Sergio Pérez going to his appointment at ICE. (Captura/ Facebook: Javier Díaz)

14ymedio bigger14ymedio, Havana, 12 June 2023 – The Cuban Sergio Pérez was arrested after making what he thought was a routine visit to the office of the Immigration and Customs Enforcement Service (ICE) last Friday. His relatives fear that he will be deported on the third flight from Florida to Havana on June 14.

Pérez told the authorities that he has no family on the Island and that in Florida he has a 10-year-old son named Yordano. “I don’t understand why they did this; they know that he has a son here, without a mother,” a family member told Univision 23 journalist Javier Díaz.

Sergio Pérez is one of the 36 Cubans who were arrested by ICE in October 2022 to be deported, but who, thanks to pressure from relatives and lawyers, was released shortly after. Last week he was arrested again, taken to Krome and then transferred to the Broward Transitional Center.

“It’s a huge blow, we’re trying to bear it,” said little Yordano, who arrived in the United States last December and was able to meet with his father Sergio Pérez. “Please don’t deport him because he’s the only family I have here.”

The United States resumed the deportation flights of Cubans on April 24. So far, it has returned 188 people to the Island.

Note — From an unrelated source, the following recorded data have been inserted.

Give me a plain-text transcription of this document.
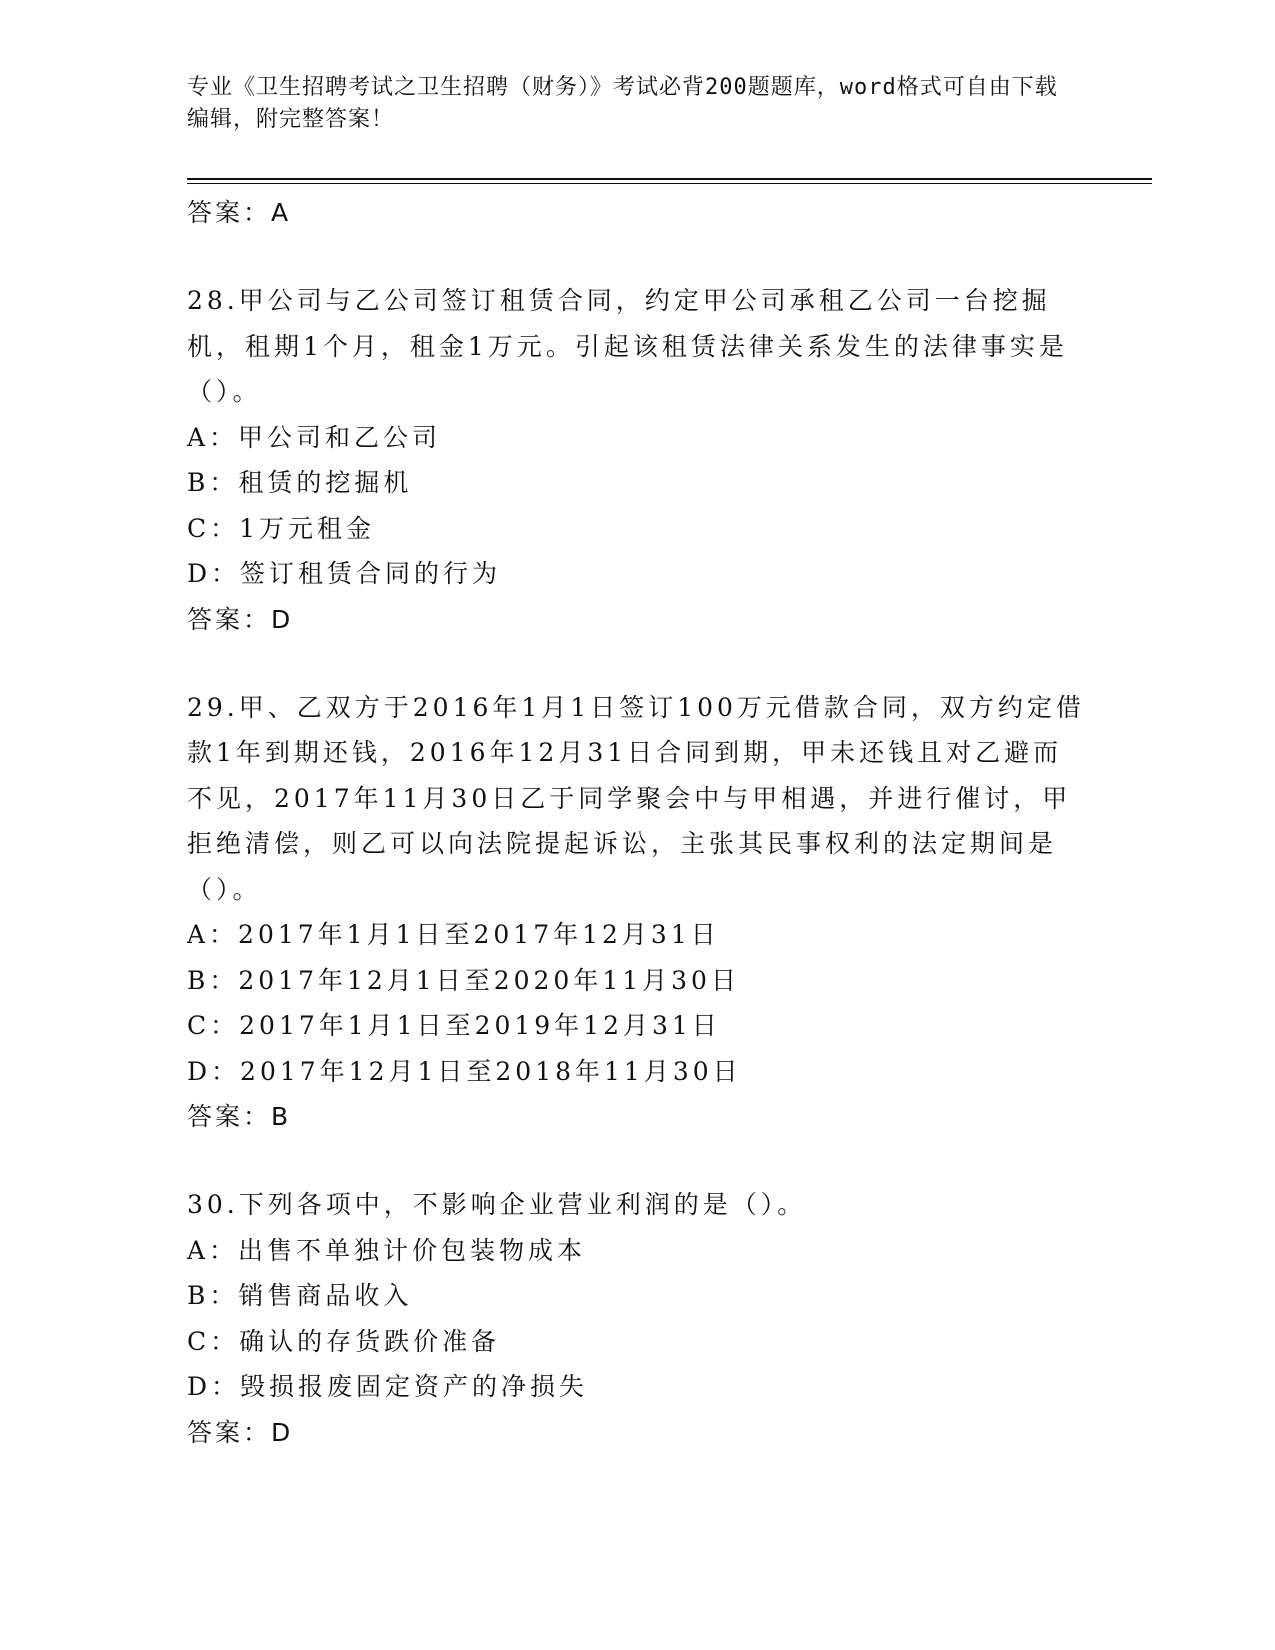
专业《卫生招聘考试之卫生招聘（财务）》考试必背200题题库，word格式可自由下载编辑，附完整答案！

答案：A

28.甲公司与乙公司签订租赁合同，约定甲公司承租乙公司一台挖掘机，租期1个月，租金1万元。引起该租赁法律关系发生的法律事实是（）。

A：甲公司和乙公司

B：租赁的挖掘机

C：1万元租金

D：签订租赁合同的行为

答案：D

29.甲、乙双方于2016年1月1日签订100万元借款合同，双方约定借款1年到期还钱，2016年12月31日合同到期，甲未还钱且对乙避而不见，2017年11月30日乙于同学聚会中与甲相遇，并进行催讨，甲拒绝清偿，则乙可以向法院提起诉讼，主张其民事权利的法定期间是（）。

A：2017年1月1日至2017年12月31日

B：2017年12月1日至2020年11月30日

C：2017年1月1日至2019年12月31日

D：2017年12月1日至2018年11月30日

答案：B

30.下列各项中，不影响企业营业利润的是（）。

A：出售不单独计价包装物成本

B：销售商品收入

C：确认的存货跌价准备

D：毁损报废固定资产的净损失

答案：D
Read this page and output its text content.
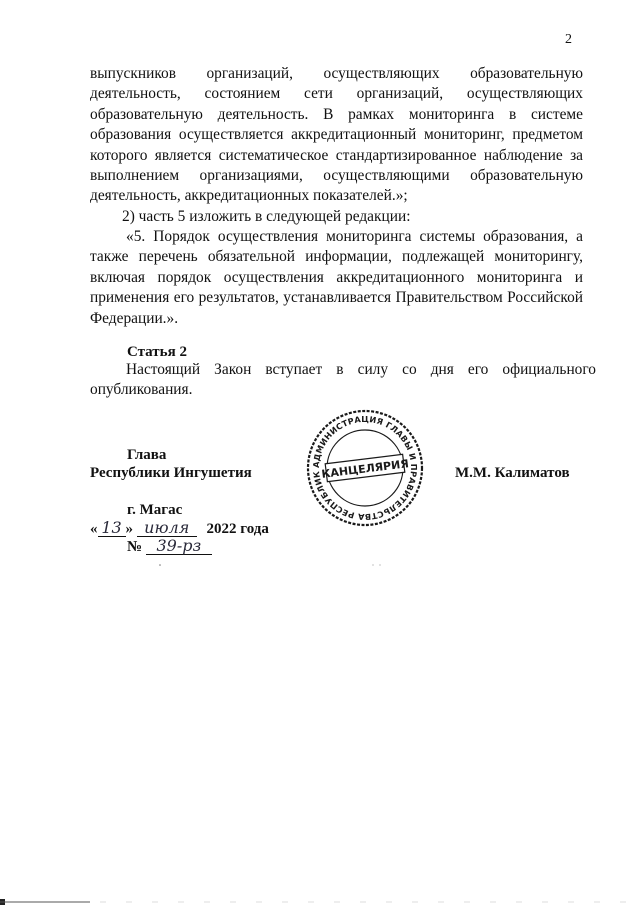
2

выпускников организаций, осуществляющих образовательную деятельность, состоянием сети организаций, осуществляющих образовательную деятельность. В рамках мониторинга в системе образования осуществляется аккредитационный мониторинг, предметом которого является систематическое стандартизированное наблюдение за выполнением организациями, осуществляющими образовательную деятельность, аккредитационных показателей.»;

2) часть 5 изложить в следующей редакции:

«5. Порядок осуществления мониторинга системы образования, а также перечень обязательной информации, подлежащей мониторингу, включая порядок осуществления аккредитационного мониторинга и применения его результатов, устанавливается Правительством Российской Федерации.».

Статья 2

Настоящий Закон вступает в силу со дня его официального опубликования.

Глава
Республики Ингушетия	М.М. Калиматов
АДМИНИСТРАЦИЯ ГЛАВЫ И ПРАВИТЕЛЬСТВА РЕСПУБЛИК
КАНЦЕЛЯРИЯ
г. Магас
« 13 » июля 2022 года
№ 39-рз
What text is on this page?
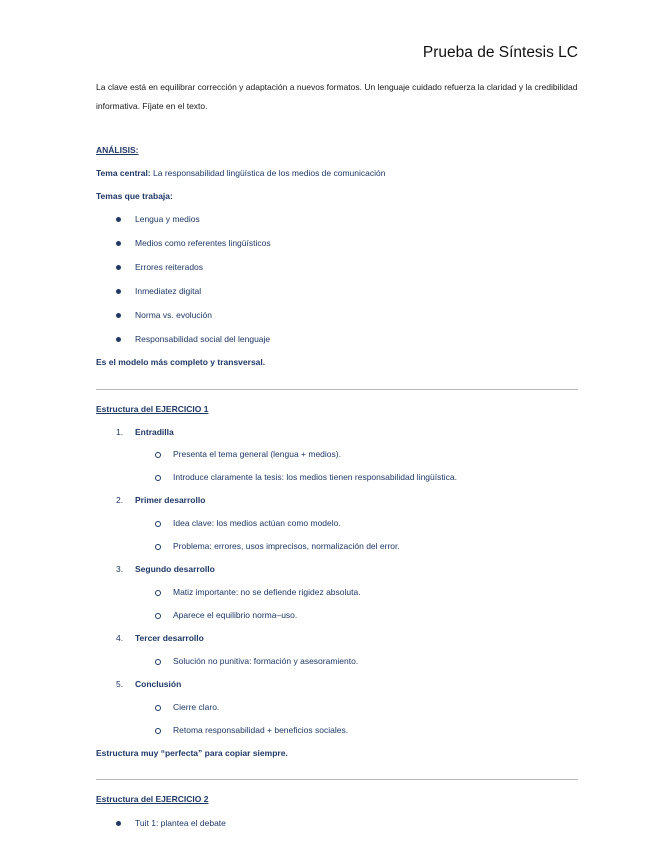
Prueba de Síntesis LC
La clave está en equilibrar corrección y adaptación a nuevos formatos. Un lenguaje cuidado refuerza la claridad y la credibilidad informativa. Fíjate en el texto.
ANÁLISIS:
Tema central: La responsabilidad lingüística de los medios de comunicación
Temas que trabaja:
Lengua y medios
Medios como referentes lingüísticos
Errores reiterados
Inmediatez digital
Norma vs. evolución
Responsabilidad social del lenguaje
Es el modelo más completo y transversal.
Estructura del EJERCICIO 1
1. Entradilla
Presenta el tema general (lengua + medios).
Introduce claramente la tesis: los medios tienen responsabilidad lingüística.
2. Primer desarrollo
Idea clave: los medios actúan como modelo.
Problema: errores, usos imprecisos, normalización del error.
3. Segundo desarrollo
Matiz importante: no se defiende rigidez absoluta.
Aparece el equilibrio norma–uso.
4. Tercer desarrollo
Solución no punitiva: formación y asesoramiento.
5. Conclusión
Cierre claro.
Retoma responsabilidad + beneficios sociales.
Estructura muy “perfecta” para copiar siempre.
Estructura del EJERCICIO 2
Tuit 1: plantea el debate
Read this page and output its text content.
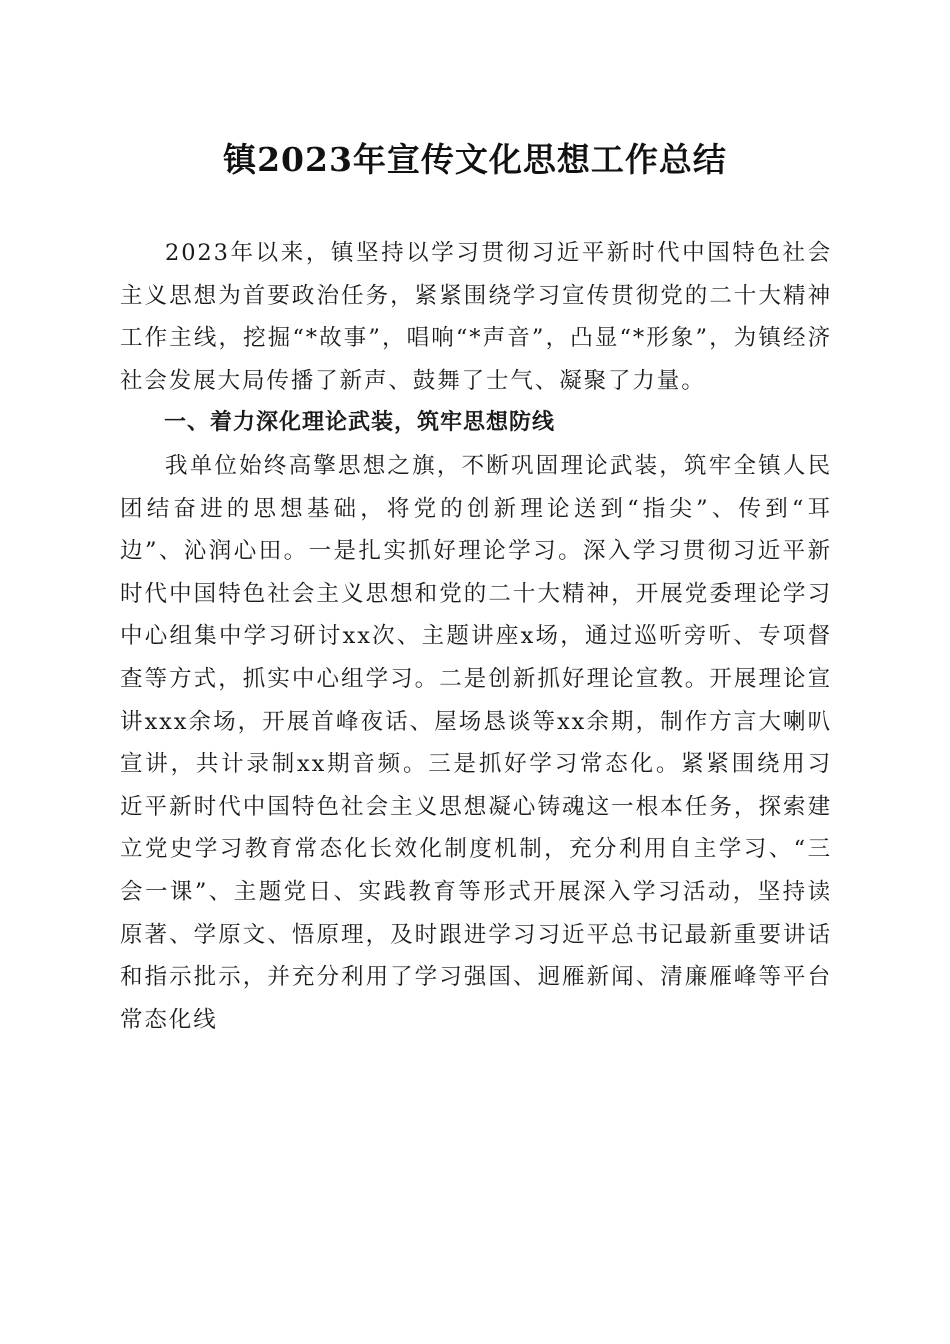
镇2023年宣传文化思想工作总结

2023年以来，镇坚持以学习贯彻习近平新时代中国特色社会主义思想为首要政治任务，紧紧围绕学习宣传贯彻党的二十大精神工作主线，挖掘“*故事”，唱响“*声音”，凸显“*形象”，为镇经济社会发展大局传播了新声、鼓舞了士气、凝聚了力量。

一、着力深化理论武装，筑牢思想防线

我单位始终高擎思想之旗，不断巩固理论武装，筑牢全镇人民团结奋进的思想基础，将党的创新理论送到“指尖”、传到“耳边”、沁润心田。一是扎实抓好理论学习。深入学习贯彻习近平新时代中国特色社会主义思想和党的二十大精神，开展党委理论学习中心组集中学习研讨xx次、主题讲座x场，通过巡听旁听、专项督查等方式，抓实中心组学习。二是创新抓好理论宣教。开展理论宣讲xxx余场，开展首峰夜话、屋场恳谈等xx余期，制作方言大喇叭宣讲，共计录制xx期音频。三是抓好学习常态化。紧紧围绕用习近平新时代中国特色社会主义思想凝心铸魂这一根本任务，探索建立党史学习教育常态化长效化制度机制，充分利用自主学习、“三会一课”、主题党日、实践教育等形式开展深入学习活动，坚持读原著、学原文、悟原理，及时跟进学习习近平总书记最新重要讲话和指示批示，并充分利用了学习强国、迥雁新闻、清廉雁峰等平台常态化线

In the first days of May, the United States returned 65 migrants on the second flight from Florida. Among the group was Emir Rodríguez, 19, who lost his place at a university on the Island due to his illegal departure on a raft.

The United States Coast Guard returned 25 rafters this Sunday, including 16 men, eight women and a minor, bringing to 3,940 the number of migrants returned to the Island from different nations so far this year, according to the Ministry of the Interior.

According to official data, this is the 50th return made in 2023 by the US authorities, and the total number of returnees is 2,949. This same week, four other Cubans were deported from the Cayman Islands.

Meanwhile, in Texas, Governor Greg Abbott continues with the construction of a floating barrier in the Rio Grande, expected to be completed by the end of this month. Last Friday, he ordered the placement of four-foot-high buoys to prevent migrants from crossing the river illegally.

Abbott is investing a million dollars in this project, part of his controversial Operation Lone Star to contain the illegal passage of migrants. This is added to the barbed wire barrier that he ordered in April last year to prevent migrants from crossing the Rio Grande, among them several Cubans.

Abbott has announced six draft border security laws. One of them declares as “terrorist organizations drug cartels and criminal groups that use Cubans as coyotes to transfer migrants.